The Memorable Commander

I knew Student Three was politically active. She had told me how she was involved in supporting ethnic minority rights here in the Golden Land where the dominant Bamar ethnic group lead to this country once being called Burma. Hopefully, her high school experience would alleviate the extreme awkwardness that had taken over the classroom.

Student Three's high school experience had started out well. She lived and studied in a village of the Pa-O people of Shan State. She had good teachers and facilities even though a separatist insurgency swirled around her. One day, in her 3rd year of high school, the Myanmar military took over her village. She looked away while describing how they closed down the school and burned the village. She told us that her brother was killed defending his village. She didn't get to finish high school until years later.

When asked to describe her most memorable teacher, she asked me if she could describe her most memorable person from her high school time. I said, of course, the point of this activity is speaking practice.

She went on to describe the commander of the forces who razed her village. As I said, nowadays, this woman is an activist for ethnic rights. She described how she had recently been at a conference in Nay Pyi Taw, Myanmar's capital. There in the hotel ballroom, she looked across the room and saw the military man who commanded the troops who had burned down her village. He's since risen in the ranks and landed a soft job in the civil service.

I asked her if she'd confronted him. She hadn't.

Regardless, you could hear the hatred in her voice as she described the vile officer who goes unpunished for his viciousness.

From an IELTS teaching point of view, that emotion is effective. Yes, the examiners are listening for speaking that isn't robotic and monotonal.

As a teacher in what has been an authoritarian dictatorship and now a flourishing democracy, I've had several students over the years who've been political prisoners at one time or another. Certainly the situation in this country six years ago was such that the context generating content of any TESOL coursebook becomes completely inapplicable.
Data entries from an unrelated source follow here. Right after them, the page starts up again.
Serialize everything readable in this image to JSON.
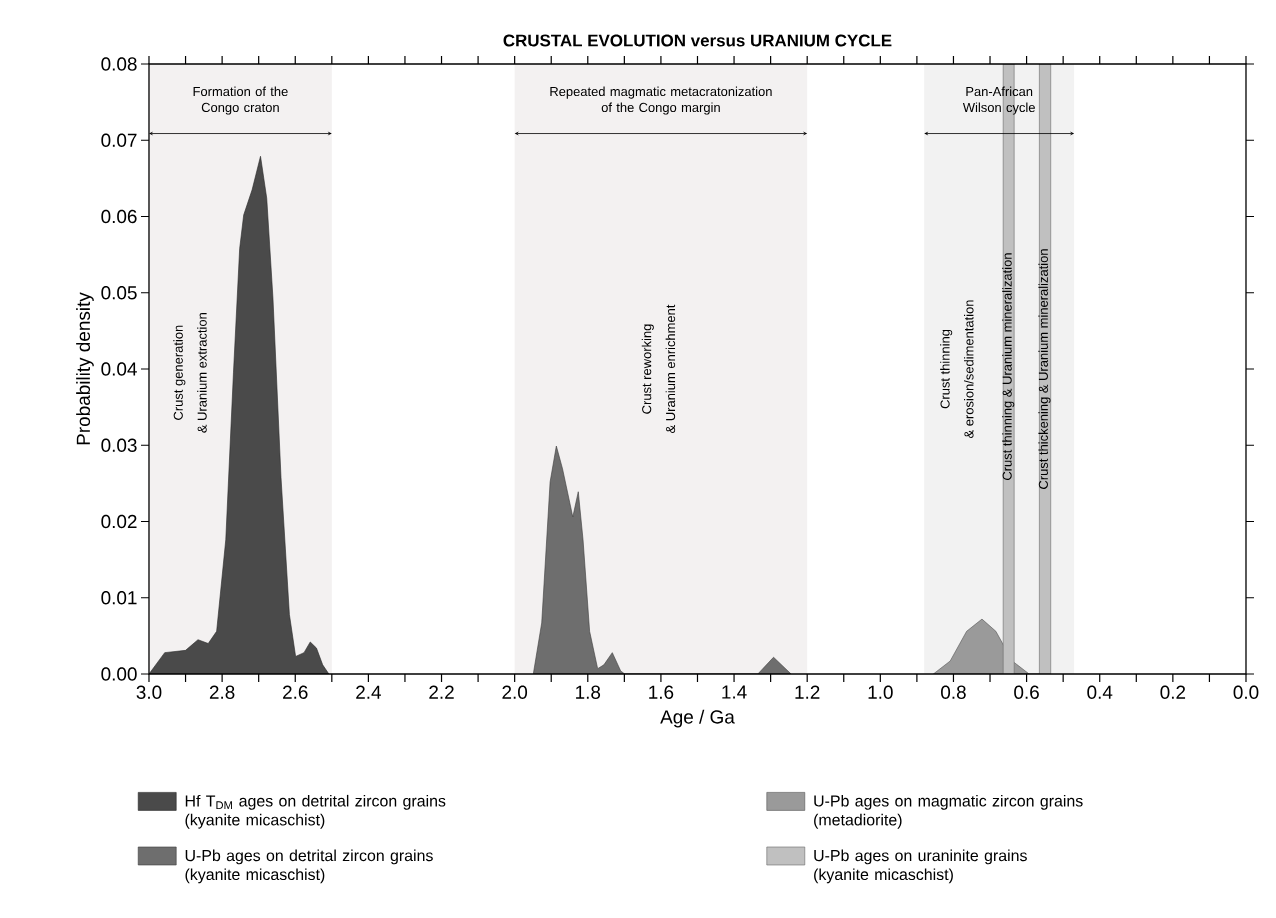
{
  "chart_data": {
    "type": "area",
    "title": "CRUSTAL EVOLUTION versus URANIUM CYCLE",
    "xlabel": "Age / Ga",
    "ylabel": "Probability density",
    "xlim": [
      3.0,
      0.0
    ],
    "ylim": [
      0,
      0.08
    ],
    "xticks": [
      {
        "value": 3.0,
        "label": "3.0"
      },
      {
        "value": 2.9,
        "label": null
      },
      {
        "value": 2.8,
        "label": "2.8"
      },
      {
        "value": 2.7,
        "label": null
      },
      {
        "value": 2.6,
        "label": "2.6"
      },
      {
        "value": 2.5,
        "label": null
      },
      {
        "value": 2.4,
        "label": "2.4"
      },
      {
        "value": 2.3,
        "label": null
      },
      {
        "value": 2.2,
        "label": "2.2"
      },
      {
        "value": 2.1,
        "label": null
      },
      {
        "value": 2.0,
        "label": "2.0"
      },
      {
        "value": 1.9,
        "label": null
      },
      {
        "value": 1.8,
        "label": "1.8"
      },
      {
        "value": 1.7,
        "label": null
      },
      {
        "value": 1.6,
        "label": "1.6"
      },
      {
        "value": 1.5,
        "label": null
      },
      {
        "value": 1.4,
        "label": "1.4"
      },
      {
        "value": 1.3,
        "label": null
      },
      {
        "value": 1.2,
        "label": "1.2"
      },
      {
        "value": 1.1,
        "label": null
      },
      {
        "value": 1.0,
        "label": "1.0"
      },
      {
        "value": 0.9,
        "label": null
      },
      {
        "value": 0.8,
        "label": "0.8"
      },
      {
        "value": 0.7,
        "label": null
      },
      {
        "value": 0.6,
        "label": "0.6"
      },
      {
        "value": 0.5,
        "label": null
      },
      {
        "value": 0.4,
        "label": "0.4"
      },
      {
        "value": 0.3,
        "label": null
      },
      {
        "value": 0.2,
        "label": "0.2"
      },
      {
        "value": 0.1,
        "label": null
      },
      {
        "value": 0.0,
        "label": "0.0"
      }
    ],
    "yticks": [
      {
        "value": 0,
        "label": "0.00"
      },
      {
        "value": 0.01,
        "label": "0.01"
      },
      {
        "value": 0.02,
        "label": "0.02"
      },
      {
        "value": 0.03,
        "label": "0.03"
      },
      {
        "value": 0.04,
        "label": "0.04"
      },
      {
        "value": 0.05,
        "label": "0.05"
      },
      {
        "value": 0.06,
        "label": "0.06"
      },
      {
        "value": 0.07,
        "label": "0.07"
      },
      {
        "value": 0.08,
        "label": "0.08"
      }
    ],
    "legend": "bottom",
    "series": [
      {
        "name": "Hf T$_{DM}$ ages on detrital zircon grains (kyanite micaschist)",
        "color": "#4a4a4a",
        "x": [
          3.0,
          2.957,
          2.9,
          2.866,
          2.838,
          2.815,
          2.79,
          2.769,
          2.752,
          2.741,
          2.718,
          2.695,
          2.678,
          2.661,
          2.639,
          2.616,
          2.599,
          2.576,
          2.559,
          2.542,
          2.525,
          2.508
        ],
        "values": [
          0,
          0.0028,
          0.0031,
          0.0045,
          0.004,
          0.0056,
          0.0176,
          0.0395,
          0.0558,
          0.0602,
          0.0635,
          0.0679,
          0.0624,
          0.0493,
          0.0258,
          0.0078,
          0.0023,
          0.0028,
          0.0042,
          0.0034,
          0.0012,
          0
        ]
      },
      {
        "name": "U-Pb ages on detrital zircon grains (kyanite micaschist)",
        "color": "#6e6e6e",
        "x": [
          1.949,
          1.926,
          1.903,
          1.886,
          1.869,
          1.841,
          1.826,
          1.813,
          1.795,
          1.773,
          1.756,
          1.733,
          1.71,
          1.699,
          1.335,
          1.292,
          1.244
        ],
        "values": [
          0,
          0.0067,
          0.0252,
          0.0299,
          0.0269,
          0.0206,
          0.0239,
          0.0176,
          0.0056,
          0.0007,
          0.0012,
          0.0028,
          0.0004,
          0,
          0,
          0.0022,
          0
        ]
      },
      {
        "name": "U-Pb ages on magmatic zircon grains (metadiorite)",
        "color": "#9a9a9a",
        "x": [
          0.855,
          0.809,
          0.764,
          0.722,
          0.684,
          0.639,
          0.593
        ],
        "values": [
          0,
          0.0017,
          0.0056,
          0.0072,
          0.0056,
          0.0017,
          0
        ]
      },
      {
        "name": "U-Pb ages on uraninite grains (kyanite micaschist)",
        "color": "#c0c0c0",
        "x": [
          0.664,
          0.664,
          0.634,
          0.634,
          0.565,
          0.565,
          0.534,
          0.534
        ],
        "values": [
          0,
          0.08,
          0.08,
          0,
          0,
          0.08,
          0.08,
          0
        ]
      }
    ],
    "bands": [
      {
        "axis": "x",
        "from": 3.0,
        "to": 2.5,
        "label": "Formation of the Congo craton",
        "color": "#f3f1f1"
      },
      {
        "axis": "x",
        "from": 2.0,
        "to": 1.2,
        "label": "Repeated magmatic metacratonization of the Congo margin",
        "color": "#f3f1f1"
      },
      {
        "axis": "x",
        "from": 0.88,
        "to": 0.47,
        "label": "Pan-African Wilson cycle",
        "color": "#f2f2f2"
      }
    ],
    "annotations": [
      "Crust generation",
      "& Uranium extraction",
      "Crust reworking",
      "& Uranium enrichment",
      "Crust thinning",
      "& erosion/sedimentation",
      "Crust thinning & Uranium mineralization",
      "Crust thickening & Uranium mineralization"
    ]
  }
}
High school days are the best days of our lives? For these three students, the answer was definitely not.

I also have a YouTube page with lots more stuff about the teaching lifestyle in Myanmar



I'm not aware of any upper age limit. At my language center, we've employed teachers in their 60's.

As for where to look, I'd start right here at I've seen several Myanmar job posts here, and it's where I found my job.

By Joko, Myanmar (4th November 2016)

Hi Joko, Thank you for this article which certainly points out the need to be prepared for the unexpected when teaching in a foreign country. I have taught English in China and am interested in possibly coming to Yangon or elsewhere in Myanmar. If you don't mind, would you contact me with some advice and especially where to best look for jobs. Also, is there an upper age restriction for teachers? Thanks, Colleen

By Colleen, Canada (1st November 2016)

Sometimes when you prepare a lesson you don't get what you expect to hear but remarkably it works in some other ways.